Le Star Wars Kid est devenu – à son corps défendant – une célébrité de ce qu’on appelait encore l’autoroute de l’information, au début du millénaire.

Je rappelle la séquence : on y voit un adolescent, habillé comme un adolescent, gauche comme peuvent l’être les adolescents, qui se livre devant la caméra à un combat de sabre laser imaginaire, en solo, avec un abandon cocasse…

CAPTURE D’ÉCRAN TIRÉE DE LA VIDÉO STAR WARS KID

Ghyslain Raza, 15 ans, dans la vidéo Star Wars Kid, diffusée en 2002

L’ado, c’était Ghyslain Raza, 15 ans, de Trois-Rivières, P.Q.

Il se savait filmé, me dit-il en entrevue dans les locaux de l’Office national du film, (ONF) qui produit un documentaire sur sa vie, à paraître la semaine prochaine. Il le savait parce que c’était lui qui avait activé la caméra.

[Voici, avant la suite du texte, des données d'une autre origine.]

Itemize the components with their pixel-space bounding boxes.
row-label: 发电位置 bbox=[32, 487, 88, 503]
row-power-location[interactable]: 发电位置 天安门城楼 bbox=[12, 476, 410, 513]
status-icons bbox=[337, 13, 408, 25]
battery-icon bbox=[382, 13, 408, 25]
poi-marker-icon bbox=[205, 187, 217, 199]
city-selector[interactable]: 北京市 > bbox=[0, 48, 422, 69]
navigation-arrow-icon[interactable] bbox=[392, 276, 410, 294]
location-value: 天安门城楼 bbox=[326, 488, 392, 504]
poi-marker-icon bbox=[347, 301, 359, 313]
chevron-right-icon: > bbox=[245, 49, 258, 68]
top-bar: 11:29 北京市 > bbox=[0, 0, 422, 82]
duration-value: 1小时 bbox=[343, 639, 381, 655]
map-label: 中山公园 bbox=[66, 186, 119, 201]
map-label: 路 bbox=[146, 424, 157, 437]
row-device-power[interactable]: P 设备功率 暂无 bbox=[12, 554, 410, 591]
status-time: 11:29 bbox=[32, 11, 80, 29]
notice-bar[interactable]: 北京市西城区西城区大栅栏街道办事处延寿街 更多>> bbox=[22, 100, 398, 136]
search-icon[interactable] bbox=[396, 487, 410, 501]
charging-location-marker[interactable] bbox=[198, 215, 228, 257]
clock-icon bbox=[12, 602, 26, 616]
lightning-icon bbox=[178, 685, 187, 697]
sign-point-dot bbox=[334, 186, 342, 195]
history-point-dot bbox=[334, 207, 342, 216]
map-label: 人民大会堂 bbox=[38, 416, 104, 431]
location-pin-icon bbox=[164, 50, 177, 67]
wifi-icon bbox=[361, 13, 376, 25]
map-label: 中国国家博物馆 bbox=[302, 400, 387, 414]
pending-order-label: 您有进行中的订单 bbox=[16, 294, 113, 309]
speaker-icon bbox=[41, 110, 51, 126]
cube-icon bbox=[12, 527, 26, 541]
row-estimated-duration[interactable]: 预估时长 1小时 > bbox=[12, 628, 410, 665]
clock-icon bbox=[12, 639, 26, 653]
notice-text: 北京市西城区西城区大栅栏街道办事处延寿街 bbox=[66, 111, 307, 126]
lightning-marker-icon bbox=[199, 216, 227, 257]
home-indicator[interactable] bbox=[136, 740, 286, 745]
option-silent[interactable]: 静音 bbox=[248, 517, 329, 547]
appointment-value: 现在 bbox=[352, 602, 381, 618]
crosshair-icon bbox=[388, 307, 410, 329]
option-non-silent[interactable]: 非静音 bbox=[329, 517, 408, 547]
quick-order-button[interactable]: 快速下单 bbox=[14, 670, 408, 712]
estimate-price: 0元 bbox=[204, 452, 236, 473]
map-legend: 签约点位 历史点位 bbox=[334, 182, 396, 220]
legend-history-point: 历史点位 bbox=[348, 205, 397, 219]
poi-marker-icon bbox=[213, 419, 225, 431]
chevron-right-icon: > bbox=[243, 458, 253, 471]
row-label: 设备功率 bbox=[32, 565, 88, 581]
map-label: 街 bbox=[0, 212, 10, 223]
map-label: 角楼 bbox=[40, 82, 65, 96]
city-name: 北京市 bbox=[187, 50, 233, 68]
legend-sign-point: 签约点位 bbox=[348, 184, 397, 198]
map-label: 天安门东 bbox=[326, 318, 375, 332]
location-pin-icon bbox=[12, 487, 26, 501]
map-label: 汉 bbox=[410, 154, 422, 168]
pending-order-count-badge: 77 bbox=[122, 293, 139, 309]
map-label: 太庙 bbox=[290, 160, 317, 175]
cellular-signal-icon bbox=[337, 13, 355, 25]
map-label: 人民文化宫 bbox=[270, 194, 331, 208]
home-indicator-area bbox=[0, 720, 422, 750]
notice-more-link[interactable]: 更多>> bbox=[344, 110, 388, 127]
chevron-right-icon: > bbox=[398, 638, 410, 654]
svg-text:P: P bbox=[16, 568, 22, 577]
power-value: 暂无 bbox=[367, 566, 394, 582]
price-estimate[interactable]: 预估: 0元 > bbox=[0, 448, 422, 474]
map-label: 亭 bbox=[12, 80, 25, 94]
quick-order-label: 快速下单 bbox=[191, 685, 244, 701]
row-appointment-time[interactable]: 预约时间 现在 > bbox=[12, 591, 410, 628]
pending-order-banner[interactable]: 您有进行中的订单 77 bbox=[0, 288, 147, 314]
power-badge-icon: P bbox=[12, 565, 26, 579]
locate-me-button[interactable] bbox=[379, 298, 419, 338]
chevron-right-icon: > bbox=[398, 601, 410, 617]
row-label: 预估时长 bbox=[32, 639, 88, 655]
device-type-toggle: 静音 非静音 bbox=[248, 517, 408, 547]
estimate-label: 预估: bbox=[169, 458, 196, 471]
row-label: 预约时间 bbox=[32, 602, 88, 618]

« Je participais à un projet scolaire, il fallait une séquence pour répéter avec le logiciel de montage… »

La séquence n’était pas destinée à être « consommée » publiquement. Elle a pourtant fait le tour du monde quand elle a été trouvée, plus tard, par un camarade de classe qui l’a montrée à d’autres ados…

Et l’un d’eux l’a téléversée sur le site de partage de fichiers Kazaa. La séquence est devenue, au fil des partages, Star Wars Kid.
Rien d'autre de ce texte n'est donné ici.